Глаза в глаза. Бергман пытается вывернуться из захвата и нанести Шахову удар по корпусу, но тут же взвизгивает от боли. Молниеносные, хищные движения разъярённого мужчины просто устрашают… Так же, как и лютый мороз в голосе:
– Я два раза не повторяю. Никогда.
– Охренел совсем?!
– Советую тебе впредь держаться от неё подальше, – под бешеным взглядом Бергмана Костя ослабляет хватку, чуть выше поднимает ладонь правой руки и начинает очень медленно смахивать с плеча своего «собеседника» невидимые пылинки.
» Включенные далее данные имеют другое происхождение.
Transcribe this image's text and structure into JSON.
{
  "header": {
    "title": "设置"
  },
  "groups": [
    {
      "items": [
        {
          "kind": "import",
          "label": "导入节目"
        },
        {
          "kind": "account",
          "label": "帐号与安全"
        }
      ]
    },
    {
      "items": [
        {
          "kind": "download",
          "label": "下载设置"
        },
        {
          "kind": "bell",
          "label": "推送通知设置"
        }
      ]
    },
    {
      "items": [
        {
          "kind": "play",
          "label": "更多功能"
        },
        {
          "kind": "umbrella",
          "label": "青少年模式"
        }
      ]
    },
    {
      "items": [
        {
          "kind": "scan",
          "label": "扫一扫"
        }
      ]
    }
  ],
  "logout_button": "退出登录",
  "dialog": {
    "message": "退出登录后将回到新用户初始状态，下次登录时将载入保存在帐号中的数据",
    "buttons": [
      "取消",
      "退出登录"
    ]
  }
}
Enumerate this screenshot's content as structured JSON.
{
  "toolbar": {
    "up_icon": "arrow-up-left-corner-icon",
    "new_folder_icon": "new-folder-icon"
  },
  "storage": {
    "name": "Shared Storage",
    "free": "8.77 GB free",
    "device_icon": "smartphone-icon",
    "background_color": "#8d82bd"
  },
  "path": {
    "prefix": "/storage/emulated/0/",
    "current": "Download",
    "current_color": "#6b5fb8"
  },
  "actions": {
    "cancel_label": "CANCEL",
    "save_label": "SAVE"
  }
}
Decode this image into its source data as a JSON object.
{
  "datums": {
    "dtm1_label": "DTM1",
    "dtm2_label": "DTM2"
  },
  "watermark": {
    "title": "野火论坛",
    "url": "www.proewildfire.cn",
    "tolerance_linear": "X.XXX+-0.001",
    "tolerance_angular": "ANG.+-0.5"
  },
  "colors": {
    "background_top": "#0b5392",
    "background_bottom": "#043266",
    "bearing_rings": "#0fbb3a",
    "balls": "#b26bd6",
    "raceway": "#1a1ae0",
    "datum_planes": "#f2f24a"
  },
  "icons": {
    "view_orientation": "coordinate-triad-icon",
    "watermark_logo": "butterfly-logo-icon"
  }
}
Так же, как и Бергман три минуты тому назад складывает губы в трубочку и протяжно произносит. – Ууууу, у тебя пиджак помялся, Санёк. Какая жалость, да?
Ответа не поступает. Шахов отходит на два шага назад и, буравя Бергмана, до которого внезапно доходит вся серьёзность ситуации, ледяным взглядом, бросает ему в лицо холодное:
– Пошёл вон отсюда.
Дважды повторять и не пришлось. Мой обидчик испарился в то же мгновение, а я словно приросла к полу.